With City 3-2 down, Potter looked to have salvaged a precious point with his injury-time strike only for referee Joe Ross to rule out the goal.

It was a cruel blow for City, the Chingford official blowing for full-time just as Potter let fly. It was a decision which left the City midfielder mystified.

"The referee shouted a minute to go and I'm guessing only 30 seconds had passed," explained Potter.

"When the ball came to me I had only one thing in mind and that was to strike it. I struck it well and he blew up. I was absolutely distraught to be honest.

"I've never experienced anything like it. Knowing my luck, if I'd shot and it had gone over the stand he would have let it carry on."

Potter insisted, however, City had only themselves to blame. After dominating the opening 30 minutes, defensive lapses allowed Exeter to grab a 2-0 half-time lead.

A Lee Bullock strike on 55 minutes sparked hope of a City fight-back but another defensive error allowed Christian Roberts to score his fifth goal in three games against the Minstermen and restore Exeter's two-goal lead.

Substitute Alex Mathie pulled another goal back for City on the stroke of full-time before Potter's effort was ruled out.

"Goals change games. We were in control but gave bad goals away. If you give bad goals away at any level you are struggling," conceded Potter.

"We came back well in the second half and at 2-1 we looked like we were going to go on and win the game. But we shot ourselves in the foot and gave another bad goal away and it is all uphill again.

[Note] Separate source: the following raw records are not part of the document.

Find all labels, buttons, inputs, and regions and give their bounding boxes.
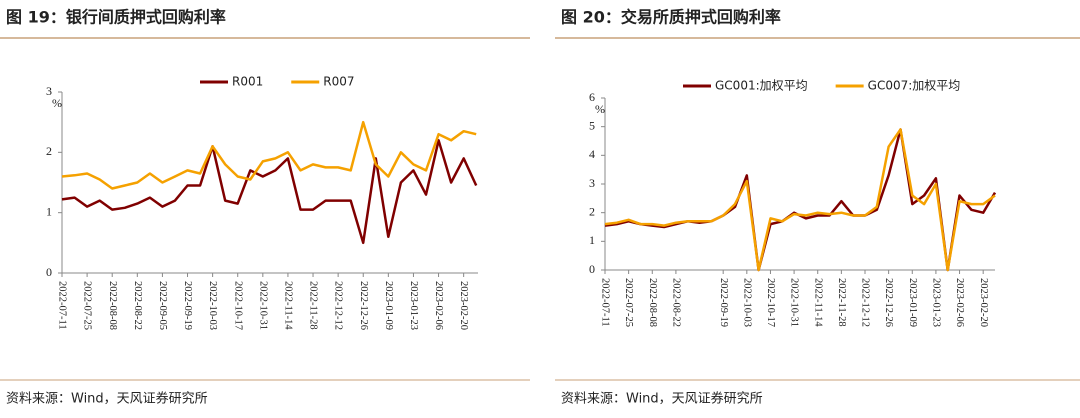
y-unit: % [595, 102, 605, 116]
legend-label: R007 [323, 75, 354, 89]
x-tick-label: 2022-11-28 [836, 278, 847, 327]
series-line [61, 139, 478, 245]
x-tick-label: 2022-11-28 [308, 281, 319, 330]
x-tick-label: 2022-10-31 [257, 281, 268, 330]
legend-label: GC001:加权平均 [715, 79, 808, 93]
x-tick-label: 2022-08-08 [647, 278, 658, 327]
legend-label: GC007:加权平均 [868, 79, 961, 93]
y-tick-label: 2 [46, 144, 52, 158]
panel-title: 图 19：银行间质押式回购利率 [6, 8, 226, 27]
x-tick-label: 2023-02-06 [433, 281, 444, 330]
x-tick-label: 2022-12-12 [333, 281, 344, 330]
x-tick-label: 2022-07-25 [82, 281, 93, 330]
y-tick-label: 0 [589, 262, 595, 276]
x-tick-label: 2022-10-03 [741, 278, 752, 327]
source: 资料来源：Wind，天风证券研究所 [561, 391, 763, 407]
x-tick-label: 2022-08-08 [107, 281, 118, 330]
x-tick-label: 2022-11-14 [283, 281, 294, 330]
legend-label: R001 [232, 75, 263, 89]
y-tick-label: 2 [589, 204, 595, 218]
x-tick-label: 2022-12-26 [358, 281, 369, 330]
y-tick-label: 5 [589, 118, 595, 132]
y-tick-label: 1 [589, 233, 595, 247]
y-unit: % [52, 96, 62, 110]
series-line [61, 120, 477, 190]
x-tick-label: 2022-09-19 [718, 278, 729, 327]
series-line [604, 128, 996, 272]
x-tick-label: 2022-10-03 [207, 281, 218, 330]
source: 资料来源：Wind，天风证券研究所 [6, 391, 208, 407]
x-tick-label: 2023-01-23 [408, 281, 419, 330]
x-tick-label: 2022-07-11 [57, 281, 68, 330]
x-tick-label: 2022-10-17 [765, 278, 776, 327]
x-tick-label: 2022-12-26 [883, 278, 894, 327]
x-tick-label: 2023-01-23 [931, 278, 942, 327]
series-line [604, 128, 997, 272]
y-tick-label: 3 [589, 176, 595, 190]
x-tick-label: 2022-07-25 [623, 278, 634, 327]
x-tick-label: 2022-08-22 [671, 278, 682, 327]
x-tick-label: 2023-01-09 [383, 281, 394, 330]
x-tick-label: 2022-10-17 [232, 281, 243, 330]
panel-title: 图 20：交易所质押式回购利率 [561, 8, 781, 27]
x-tick-label: 2022-07-11 [600, 278, 611, 327]
x-tick-label: 2023-01-09 [907, 278, 918, 327]
y-tick-label: 0 [46, 265, 52, 279]
x-tick-label: 2022-11-14 [812, 278, 823, 327]
y-tick-label: 3 [46, 84, 52, 98]
x-tick-label: 2022-09-19 [182, 281, 193, 330]
x-tick-label: 2022-08-22 [132, 281, 143, 330]
x-tick-label: 2022-09-05 [157, 281, 168, 330]
x-tick-label: 2023-02-20 [458, 281, 469, 330]
x-tick-label: 2023-02-06 [954, 278, 965, 327]
y-tick-label: 4 [589, 147, 595, 161]
x-tick-label: 2022-12-12 [860, 278, 871, 327]
x-tick-label: 2023-02-20 [978, 278, 989, 327]
y-tick-label: 6 [589, 90, 595, 104]
y-tick-label: 1 [46, 204, 52, 218]
x-tick-label: 2022-10-31 [789, 278, 800, 327]
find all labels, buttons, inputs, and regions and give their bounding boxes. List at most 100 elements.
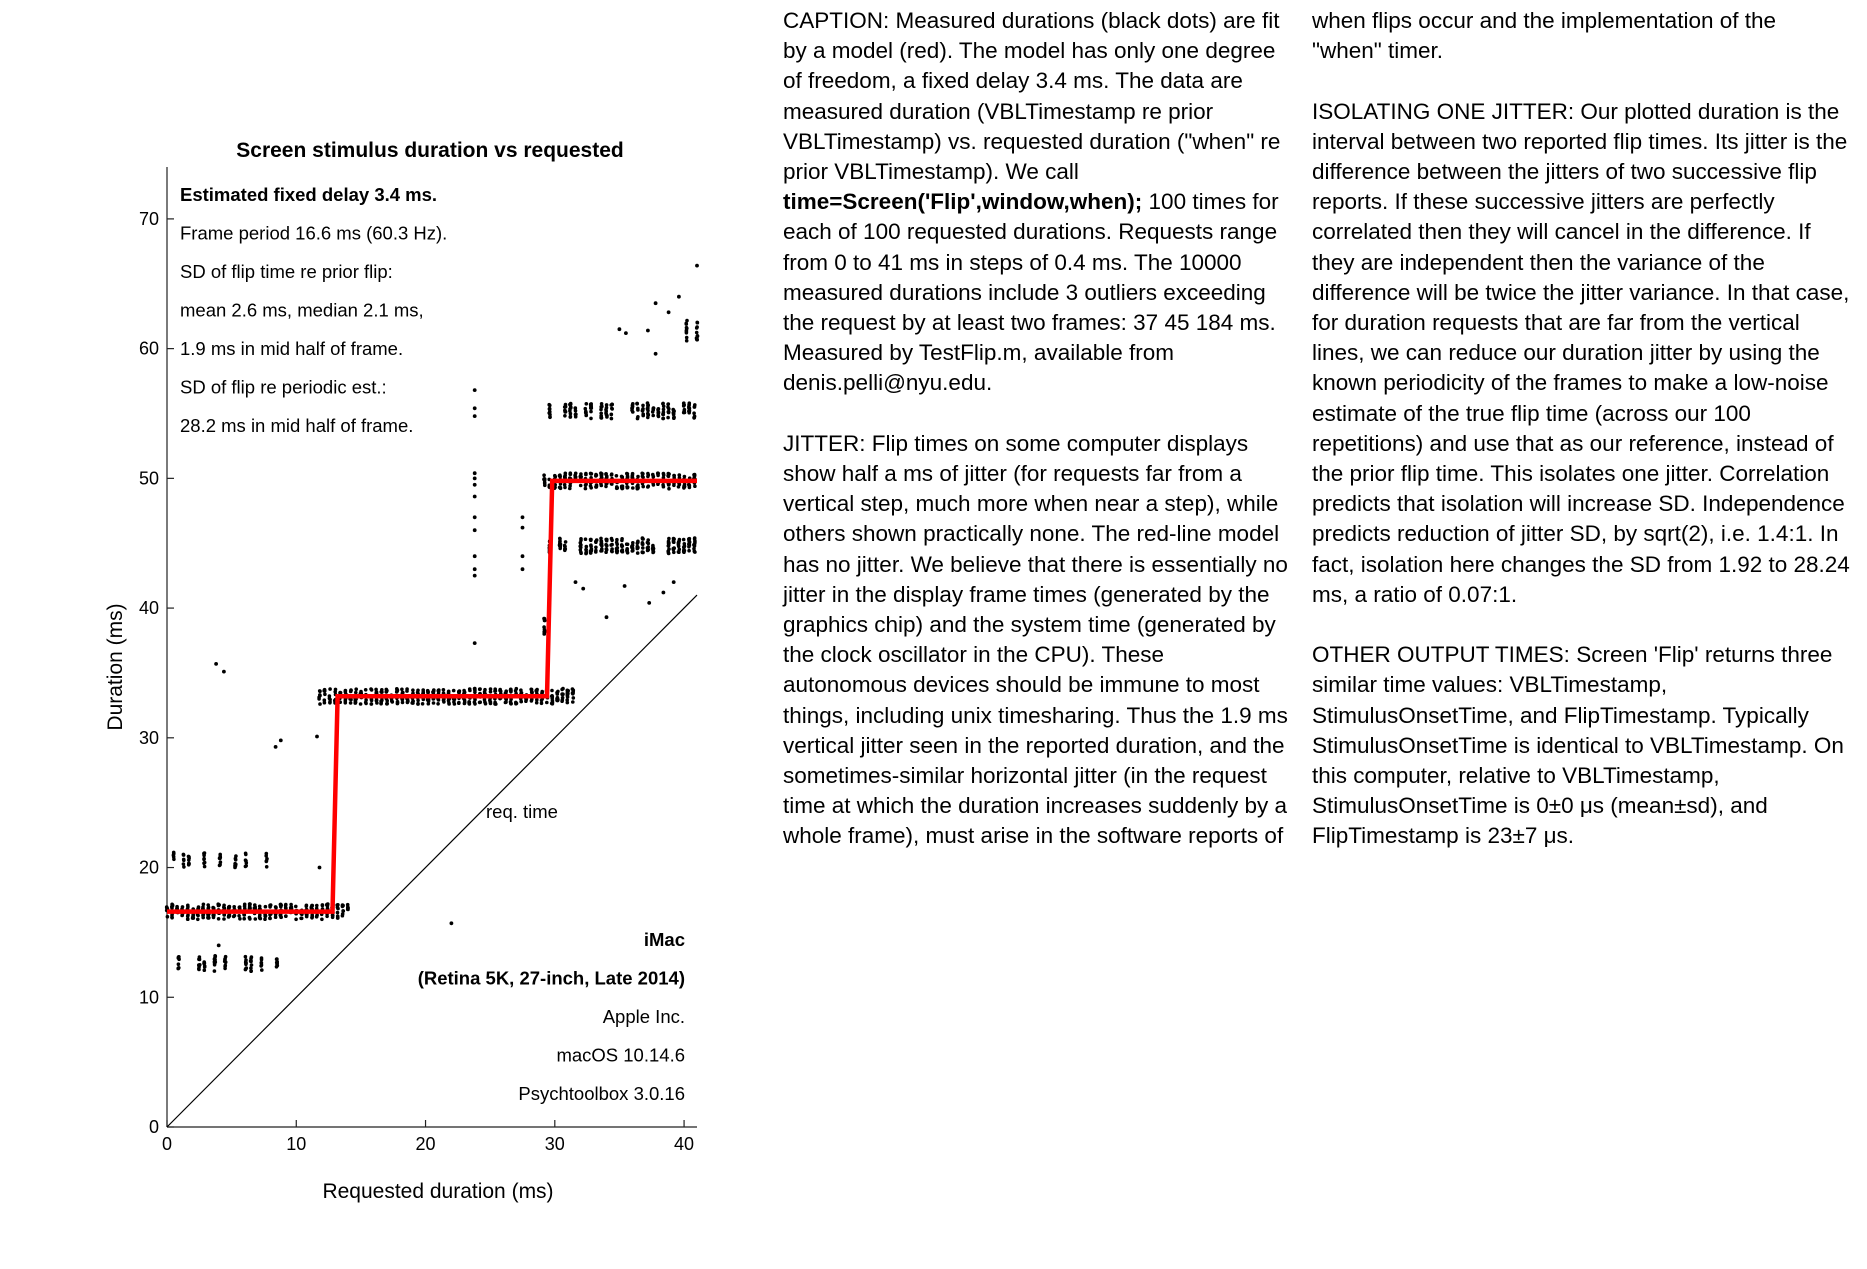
data-point (201, 905, 205, 909)
data-point (636, 415, 640, 419)
outlier-point (472, 471, 477, 476)
data-point (196, 917, 200, 922)
data-point (661, 402, 665, 406)
data-point (519, 691, 524, 695)
data-point (684, 335, 689, 340)
data-point (666, 539, 671, 544)
data-point (600, 548, 604, 553)
data-point (568, 402, 572, 407)
data-point (565, 698, 569, 702)
data-point (672, 550, 676, 555)
data-point (568, 484, 572, 488)
data-point (186, 913, 190, 917)
data-point (451, 688, 456, 693)
data-point (625, 474, 630, 478)
data-point (320, 903, 325, 908)
data-point (494, 702, 498, 706)
other-output-times-paragraph: OTHER OUTPUT TIMES: Screen 'Flip' return… (1312, 640, 1852, 851)
data-point (579, 537, 583, 541)
data-point (223, 963, 228, 968)
data-point (542, 480, 547, 485)
data-point (557, 473, 562, 478)
data-point (667, 536, 671, 541)
data-point (555, 698, 560, 703)
data-point (260, 968, 264, 972)
jitter-paragraph: JITTER: Flip times on some computer disp… (783, 429, 1288, 852)
data-point (682, 474, 687, 479)
data-point (534, 700, 539, 705)
data-point (682, 545, 686, 549)
data-point (589, 486, 593, 490)
outlier-point (653, 351, 658, 356)
data-point (636, 474, 640, 479)
data-point (421, 690, 426, 695)
data-point (682, 486, 686, 490)
data-point (568, 407, 572, 411)
data-point (483, 687, 487, 692)
data-point (328, 697, 332, 702)
data-point (630, 403, 635, 408)
data-point (213, 954, 218, 958)
data-point (571, 696, 576, 700)
data-point (519, 699, 523, 704)
data-point (374, 687, 378, 692)
data-point (682, 482, 687, 487)
data-point (320, 917, 324, 922)
data-point (646, 411, 650, 416)
data-point (411, 699, 415, 704)
x-tick-label: 0 (162, 1134, 172, 1154)
outlier-point (472, 641, 477, 645)
duration-scatter-chart: Screen stimulus duration vs requested 0 1… (104, 139, 700, 1203)
data-point (588, 471, 593, 476)
data-point (498, 687, 503, 692)
data-point (540, 689, 544, 694)
chart-annotations: Estimated fixed delay 3.4 ms. Frame perio… (180, 184, 685, 1104)
data-point (514, 701, 518, 706)
data-point (202, 864, 207, 869)
caption-paragraph: CAPTION: Measured durations (black dots)… (783, 6, 1288, 399)
chart-title: Screen stimulus duration vs requested (236, 139, 623, 162)
data-point (232, 913, 237, 918)
data-point (651, 406, 656, 410)
data-point (651, 472, 655, 477)
data-point (693, 539, 697, 543)
data-point (671, 540, 676, 544)
data-point (604, 547, 609, 552)
data-point (682, 410, 687, 415)
data-point (274, 957, 279, 961)
device-line: Apple Inc. (603, 1006, 685, 1027)
data-point (641, 408, 645, 413)
data-point (594, 473, 599, 478)
outlier-point (520, 515, 525, 520)
data-point (330, 913, 335, 917)
outlier-point (661, 590, 666, 595)
y-tick-label: 20 (139, 858, 159, 878)
data-point (666, 415, 670, 420)
data-point (677, 550, 681, 554)
data-point (661, 484, 666, 489)
data-point (211, 915, 216, 920)
data-point (599, 407, 603, 412)
data-point (594, 548, 598, 553)
data-point (687, 484, 692, 488)
data-point (335, 905, 340, 910)
data-point (571, 700, 575, 704)
data-point (684, 325, 689, 330)
data-point (584, 410, 588, 415)
data-point (560, 687, 564, 692)
data-point (615, 485, 619, 489)
outlier-point (273, 745, 278, 749)
outlier-point (666, 310, 671, 315)
data-point (514, 686, 519, 691)
y-tick-label: 70 (139, 209, 159, 229)
data-point (646, 404, 650, 408)
data-point (336, 916, 340, 920)
outlier-point (624, 331, 628, 335)
data-point (646, 474, 650, 479)
data-point (318, 702, 322, 706)
data-point (562, 475, 567, 479)
data-point (563, 409, 567, 413)
data-point (589, 538, 593, 542)
data-point (610, 549, 614, 554)
data-point (390, 700, 395, 704)
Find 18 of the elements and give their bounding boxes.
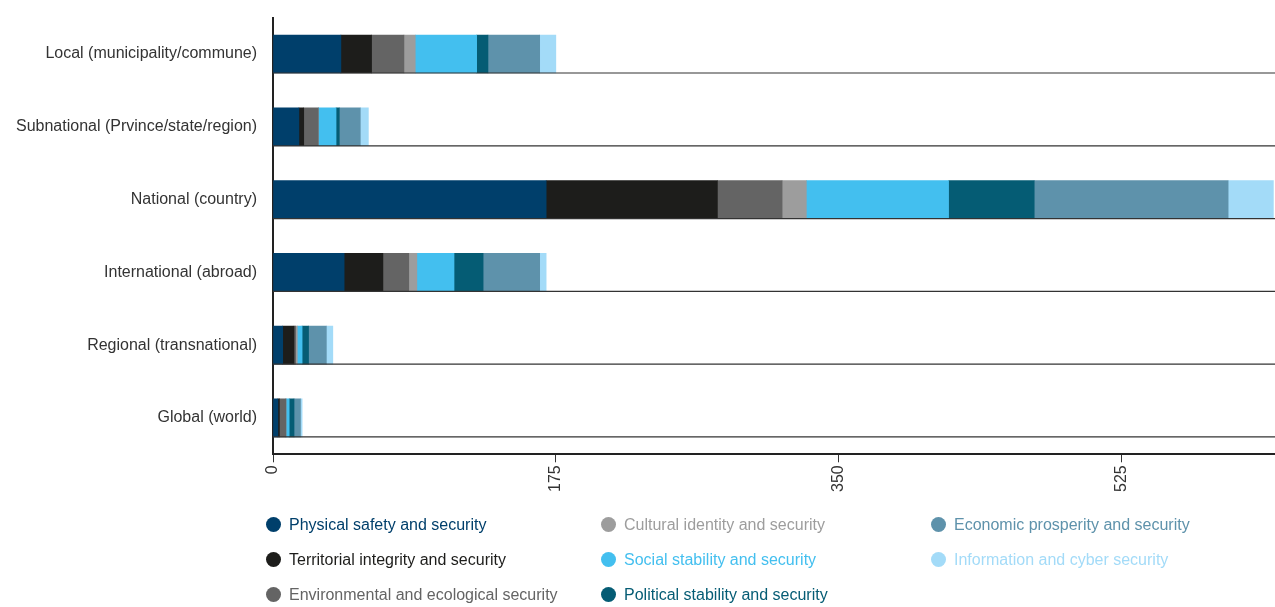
legend-label: Economic prosperity and security	[954, 515, 1190, 534]
y-tick-label: Subnational (Prvince/state/region)	[15, 117, 258, 135]
y-tick-label: Local (municipality/commune)	[45, 44, 258, 62]
legend-label: Information and cyber security	[954, 550, 1169, 569]
legend-label: Political stability and security	[624, 585, 828, 604]
x-tick-label: 175	[546, 465, 564, 493]
y-tick-label: Global (world)	[157, 408, 258, 426]
legend-label: Cultural identity and security	[624, 515, 825, 534]
legend-label: Territorial integrity and security	[289, 550, 506, 569]
x-tick-label: 350	[829, 465, 847, 493]
legend-label: Social stability and security	[624, 550, 817, 569]
legend-label: Environmental and ecological security	[289, 585, 558, 604]
x-tick-label: 0	[263, 465, 281, 475]
legend-label: Physical safety and security	[289, 515, 487, 534]
y-tick-label: Regional (transnational)	[87, 335, 258, 353]
y-tick-label: International (abroad)	[104, 262, 258, 280]
x-tick-label: 525	[1111, 465, 1129, 493]
y-tick-label: National (country)	[130, 189, 258, 207]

"Credit to us for getting back in the game again, but you cannot expect to win games and give three goals away at home."

Manager Terry Dolan admitted the whistle had gone just before Potter's strike.

But he maintained the four minutes added time at the end were not enough given there had been five substitutions and a booking for Lee Nogan.

"On my watch the booking took well over three minutes before he decided what he was going to do and restarted the game," said the City boss.

"We had three substitutions in the second half, which is a mandatory 30 seconds for each, and they had two.

"That in my mind makes it about five-and-a-half to six minutes of added time at least, and that's without any time-wasting which to be fair Exeter were quite clever at.

"So when I saw four minutes go up I was rather surprised.

"In the four minutes there were other time-wasting incidents and the referee has blown up bang on four minutes."